29 Nisan 2013 Pazartesi

Minibüs

        Hava oldukça soğuktu. Üşüyordum üşümesine de hiç canım içeri girmek istemiyordu. Hem nasılsa dayanma gücümün sonuna gelmiştim, birazdan pes edip içeri girmek isteyecektim. Ben aklımdan bunları geçirir bir yandan da onunla muhabbet ederken telefonu çaldı. Telefonunu o kadar sıcak bir biçimde açtı ki kim olduğunu oldukça merak ettim. Neşeli neşeli muhabbet ediyordu. Üşüdüğümü fark etmiş olmalı ki elimi cebine sokmamı işaret etti. Çok hoşuma gitti bu teklif, ikiletmedim. Elimi cebine sokmamla "Can, bu ne!?" diye sormam bir oldu. Şaşkınlığı görülmeye değerdi. O kadar komikti ki ben aklından cebinden çıkıp da onu utandırma olasılığı olan binbir farklı şeyin geçtiğini  çok açık bir şekilde gördüm.
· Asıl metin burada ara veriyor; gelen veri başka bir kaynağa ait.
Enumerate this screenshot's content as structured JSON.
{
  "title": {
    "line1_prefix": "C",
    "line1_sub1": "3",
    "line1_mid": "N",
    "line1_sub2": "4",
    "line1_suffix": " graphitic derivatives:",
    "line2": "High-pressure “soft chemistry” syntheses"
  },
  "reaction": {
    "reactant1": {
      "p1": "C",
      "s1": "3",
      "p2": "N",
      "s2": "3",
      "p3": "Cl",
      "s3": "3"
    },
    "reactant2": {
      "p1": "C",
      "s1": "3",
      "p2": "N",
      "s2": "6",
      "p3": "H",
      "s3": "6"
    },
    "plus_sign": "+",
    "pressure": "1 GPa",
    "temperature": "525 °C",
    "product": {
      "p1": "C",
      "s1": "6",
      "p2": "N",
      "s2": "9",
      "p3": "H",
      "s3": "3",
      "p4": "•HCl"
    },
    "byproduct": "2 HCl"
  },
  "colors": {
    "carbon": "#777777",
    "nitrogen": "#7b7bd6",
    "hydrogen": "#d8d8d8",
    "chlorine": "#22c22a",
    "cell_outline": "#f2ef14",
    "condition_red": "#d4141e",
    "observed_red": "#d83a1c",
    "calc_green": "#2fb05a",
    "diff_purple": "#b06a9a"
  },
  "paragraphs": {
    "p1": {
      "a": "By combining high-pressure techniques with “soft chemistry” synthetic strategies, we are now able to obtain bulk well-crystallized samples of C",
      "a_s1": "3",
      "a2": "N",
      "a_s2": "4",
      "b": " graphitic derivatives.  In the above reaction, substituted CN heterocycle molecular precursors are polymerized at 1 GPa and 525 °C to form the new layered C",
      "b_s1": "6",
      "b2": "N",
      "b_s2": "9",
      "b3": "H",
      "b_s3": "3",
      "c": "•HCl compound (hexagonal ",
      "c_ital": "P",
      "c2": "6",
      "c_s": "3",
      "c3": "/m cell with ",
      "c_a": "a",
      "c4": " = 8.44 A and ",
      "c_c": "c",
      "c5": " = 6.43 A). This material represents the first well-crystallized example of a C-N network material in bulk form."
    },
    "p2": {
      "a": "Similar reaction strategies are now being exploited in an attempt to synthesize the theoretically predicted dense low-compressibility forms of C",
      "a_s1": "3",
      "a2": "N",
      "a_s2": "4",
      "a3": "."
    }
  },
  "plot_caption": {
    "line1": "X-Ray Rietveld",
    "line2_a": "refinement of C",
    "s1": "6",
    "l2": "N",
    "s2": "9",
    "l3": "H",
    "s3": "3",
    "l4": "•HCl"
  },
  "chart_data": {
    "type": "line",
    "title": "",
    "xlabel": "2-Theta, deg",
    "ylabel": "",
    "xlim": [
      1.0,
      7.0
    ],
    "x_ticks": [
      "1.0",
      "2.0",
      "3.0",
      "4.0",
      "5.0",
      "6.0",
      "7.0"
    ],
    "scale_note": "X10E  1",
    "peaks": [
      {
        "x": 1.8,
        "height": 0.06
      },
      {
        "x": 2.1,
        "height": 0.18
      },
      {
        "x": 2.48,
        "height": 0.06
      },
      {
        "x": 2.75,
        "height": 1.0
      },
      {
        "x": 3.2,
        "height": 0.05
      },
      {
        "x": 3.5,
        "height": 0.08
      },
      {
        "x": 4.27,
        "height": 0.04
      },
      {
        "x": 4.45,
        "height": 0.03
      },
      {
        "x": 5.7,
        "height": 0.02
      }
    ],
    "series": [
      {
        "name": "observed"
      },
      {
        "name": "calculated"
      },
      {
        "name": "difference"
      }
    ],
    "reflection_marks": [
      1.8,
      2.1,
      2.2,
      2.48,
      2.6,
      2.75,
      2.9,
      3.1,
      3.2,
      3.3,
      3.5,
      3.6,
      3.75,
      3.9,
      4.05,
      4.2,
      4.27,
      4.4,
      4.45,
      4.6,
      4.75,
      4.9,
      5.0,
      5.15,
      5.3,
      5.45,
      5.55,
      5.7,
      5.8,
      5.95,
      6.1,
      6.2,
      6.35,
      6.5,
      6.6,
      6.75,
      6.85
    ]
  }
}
        Ben içine yeni soktuğum elimi cebinden çıkarıp da elimdeki çay kaşığını gösterince ikimiz de gülmeye başladık. Tabi gülme krizimize tanık olan telefondaki kişi merak etti neden güldüğümüzü. Can ikimize birden 24 saat açık olan kütüphanede ders çalışırken yanına bir termos alınca, şekeri karıştırmak için de çay kaşığına ihtiyaç duyduğunu, sonra da kaşığı cebine atıp unuttuğunu anlatırken de gülmeye devam ettik. Sonunda telefondaki kişiye vedasını etti, bu arada ben de onun bir abisi olduğunu öğrendim. Konuştuğu kişi askerdeki abisiydi. Ben bir abisi olduğunu elbette önceki araştırmalarımdan biliyordum. Can (ve abisi) ile aynı lisede okuyan kuzenime sınıf arkadaşım(!) olan Can'ı sorduğumda Can'ı pek tanımadığını ama abisi Alper ile aynı sınıfta olduklarını, onu tanıdığını söylediğinden beri kendisinden haberdardım.

        Can telefonu kapattıktan kısa bir süre sonra, beraber hala cebinden çıkan kaşığa gülerken biz daha dışarı çıkmadan önce yemek yemeğe gitmiş olan Beril ve Eren kapıda belirdi. Hep beraber masaya döndük. Kısa bir süre sonra Duygu ve Mine bize veda etti, Sedef ise oldukça sarhoş vaziyette dans etmeye devam ediyordu... Onlar ayaklanınca biz de (Beril ve ben demek oluyor bu biz) Ankaranın Dikmenine çıkmamız gerektiğini hatırlayıp toparlanmaya başladık. Sedef için endişelenen Can onu eve bırakmaktan bahsederken (Sedefin evi Canın evinin yolunun üzerindeydi) Beril ortaya dünyanın en güzel fikrini attı!

        "Saat daha erken ama Dikmene giden son minibüs kalkmak üzere, bizim salonumuzda da dört kanepe, diğer odalarda ise ikisi iki kişilik olmak üzere üç yatak var, bence hep birlikte bize gitmeliyiz!" 

        Tabi Eren durur mu teklifi ikiletmeden kabul etti. Bunu Berili daha(!) yakından tanımanın fırsatı olarak görüyordu belli ki. Ama Can yok ben eve gideyim dedi. Şöyleydi böyleydi, bizim ev Sedefin evi derken sonuç olarak Can'ı ikna ettik ama sarhoş ve bir o kadar inatçı Sedef kesinlikle gelmeyi kabul etmiyor, kedisini bahane ediyordu. En sonunda eve giderken ve kapıdan içeri gider gitmez bize mesaj atması şartıyla Sedefi evine gönderdik, biz (bu sefer Beril, ben, Eren ve Candan olan biz) Güvenparkın minibüs durağına doğru sessiz sessiz yürüdük.